What makes their work particularly fascinating is not solely the aesthetic aspect of it, but rather the fact that each piece could be viewed as a solution to ecological issues.
“Our work begins when we perceive an anomaly in the environment that is the result of opposing beliefs or contradictory metaphors,” they said, according to a statement on their studio’s website. “Moments when reality no longer appears seamless and the cost of belief has become outrageous offer the opportunity to create new spaces – first in the mind and thereafter in everyday life.”
In fact, in the 1960s, the couple pledged they would exclusively create art that involved environmental awareness and ecosystems.

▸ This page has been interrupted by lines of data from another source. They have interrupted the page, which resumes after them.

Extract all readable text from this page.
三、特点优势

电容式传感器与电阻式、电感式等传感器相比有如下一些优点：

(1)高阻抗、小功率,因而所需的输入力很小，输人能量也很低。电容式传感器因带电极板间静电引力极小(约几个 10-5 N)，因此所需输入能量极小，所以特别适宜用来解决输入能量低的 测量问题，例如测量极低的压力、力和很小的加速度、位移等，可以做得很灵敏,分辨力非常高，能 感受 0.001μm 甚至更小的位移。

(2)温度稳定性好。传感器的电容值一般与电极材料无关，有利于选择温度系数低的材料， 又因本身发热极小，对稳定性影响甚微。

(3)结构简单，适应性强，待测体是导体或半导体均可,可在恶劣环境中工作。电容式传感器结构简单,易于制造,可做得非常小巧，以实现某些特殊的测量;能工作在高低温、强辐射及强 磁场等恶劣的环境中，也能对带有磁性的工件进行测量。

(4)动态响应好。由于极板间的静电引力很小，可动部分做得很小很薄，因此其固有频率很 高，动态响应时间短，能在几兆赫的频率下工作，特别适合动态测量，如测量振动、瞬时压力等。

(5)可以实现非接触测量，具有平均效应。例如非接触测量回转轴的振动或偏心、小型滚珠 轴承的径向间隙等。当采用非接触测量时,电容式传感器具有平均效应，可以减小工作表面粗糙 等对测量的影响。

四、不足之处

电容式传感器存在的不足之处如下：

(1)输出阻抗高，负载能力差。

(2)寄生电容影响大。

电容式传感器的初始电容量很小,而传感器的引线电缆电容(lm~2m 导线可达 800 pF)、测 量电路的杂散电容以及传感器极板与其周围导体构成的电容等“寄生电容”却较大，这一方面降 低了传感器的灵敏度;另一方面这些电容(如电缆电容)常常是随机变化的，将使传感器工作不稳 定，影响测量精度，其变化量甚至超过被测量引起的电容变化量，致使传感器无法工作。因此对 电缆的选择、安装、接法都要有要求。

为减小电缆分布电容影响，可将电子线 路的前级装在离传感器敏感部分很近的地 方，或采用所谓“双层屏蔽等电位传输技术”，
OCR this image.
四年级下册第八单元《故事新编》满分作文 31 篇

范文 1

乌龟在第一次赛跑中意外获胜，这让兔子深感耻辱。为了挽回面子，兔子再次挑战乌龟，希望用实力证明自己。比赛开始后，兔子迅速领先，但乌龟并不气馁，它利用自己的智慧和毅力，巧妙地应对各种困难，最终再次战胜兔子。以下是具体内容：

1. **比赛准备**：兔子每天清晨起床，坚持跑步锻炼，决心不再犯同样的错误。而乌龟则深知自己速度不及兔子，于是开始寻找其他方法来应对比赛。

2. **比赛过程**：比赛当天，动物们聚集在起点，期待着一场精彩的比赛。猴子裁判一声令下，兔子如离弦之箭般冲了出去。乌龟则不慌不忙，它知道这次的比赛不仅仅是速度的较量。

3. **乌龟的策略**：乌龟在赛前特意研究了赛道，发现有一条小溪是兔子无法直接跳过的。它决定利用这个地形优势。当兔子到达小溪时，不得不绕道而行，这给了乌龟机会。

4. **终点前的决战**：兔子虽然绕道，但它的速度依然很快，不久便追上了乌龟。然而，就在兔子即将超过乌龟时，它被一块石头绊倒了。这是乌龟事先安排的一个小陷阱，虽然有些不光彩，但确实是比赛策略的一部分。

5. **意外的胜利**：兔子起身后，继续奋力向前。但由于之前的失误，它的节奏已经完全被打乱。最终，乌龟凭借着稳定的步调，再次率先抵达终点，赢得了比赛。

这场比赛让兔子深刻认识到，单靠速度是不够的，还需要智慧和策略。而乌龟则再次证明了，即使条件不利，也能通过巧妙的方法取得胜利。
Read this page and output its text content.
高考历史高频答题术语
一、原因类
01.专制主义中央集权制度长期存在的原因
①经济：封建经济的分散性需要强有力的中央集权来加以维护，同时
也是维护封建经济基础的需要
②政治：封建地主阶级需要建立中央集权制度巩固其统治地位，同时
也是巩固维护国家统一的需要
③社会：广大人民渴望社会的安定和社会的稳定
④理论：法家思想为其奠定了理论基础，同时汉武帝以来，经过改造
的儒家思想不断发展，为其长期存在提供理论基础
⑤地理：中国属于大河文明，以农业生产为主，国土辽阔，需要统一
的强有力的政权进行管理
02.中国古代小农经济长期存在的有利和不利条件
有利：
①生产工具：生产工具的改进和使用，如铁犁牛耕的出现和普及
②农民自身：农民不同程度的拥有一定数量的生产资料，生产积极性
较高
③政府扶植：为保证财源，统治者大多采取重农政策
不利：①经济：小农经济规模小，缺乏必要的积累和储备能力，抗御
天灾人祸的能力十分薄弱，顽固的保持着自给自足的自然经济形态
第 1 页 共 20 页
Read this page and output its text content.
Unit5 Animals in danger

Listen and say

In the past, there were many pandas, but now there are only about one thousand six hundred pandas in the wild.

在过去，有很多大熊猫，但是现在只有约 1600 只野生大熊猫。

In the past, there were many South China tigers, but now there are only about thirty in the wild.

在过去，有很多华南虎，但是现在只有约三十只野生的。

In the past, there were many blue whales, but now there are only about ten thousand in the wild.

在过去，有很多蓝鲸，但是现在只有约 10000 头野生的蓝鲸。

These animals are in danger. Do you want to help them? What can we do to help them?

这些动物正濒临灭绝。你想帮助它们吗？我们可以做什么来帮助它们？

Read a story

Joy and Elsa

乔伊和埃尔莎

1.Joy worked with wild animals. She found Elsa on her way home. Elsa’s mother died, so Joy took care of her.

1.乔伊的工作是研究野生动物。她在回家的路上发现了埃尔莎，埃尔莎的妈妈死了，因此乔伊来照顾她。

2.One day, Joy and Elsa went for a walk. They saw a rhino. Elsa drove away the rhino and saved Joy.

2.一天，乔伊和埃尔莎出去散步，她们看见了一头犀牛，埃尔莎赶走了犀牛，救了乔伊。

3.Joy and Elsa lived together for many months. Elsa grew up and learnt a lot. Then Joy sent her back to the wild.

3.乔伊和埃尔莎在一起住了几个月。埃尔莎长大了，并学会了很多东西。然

The Harrisons offered a unique take on art and its purpose, demonstrating the ways in which society’s inclination towards beautiful things makes them more likely to care about important issues if they are exhibited in a tasteful way.
“All of the sudden people are looking at the environment in one way or another, and they’re looking differently,” said Helen in a video of their sculpture Wilma the Pig. “In other words, it’s bringing their attention in a way that is meaningful.’”
The work was displayed at the Museum of Contemporary Art in Los Angeles for their 2012 exhibition Ends of the Earth: Land Art to 1974, a remake of one of their earlier installations titled Hog Pasture, wherein the creative duo recreated a small live pasture within the Boston Museum of Fine Arts. They had intended on bringing a hog into the space, however, the museum refused.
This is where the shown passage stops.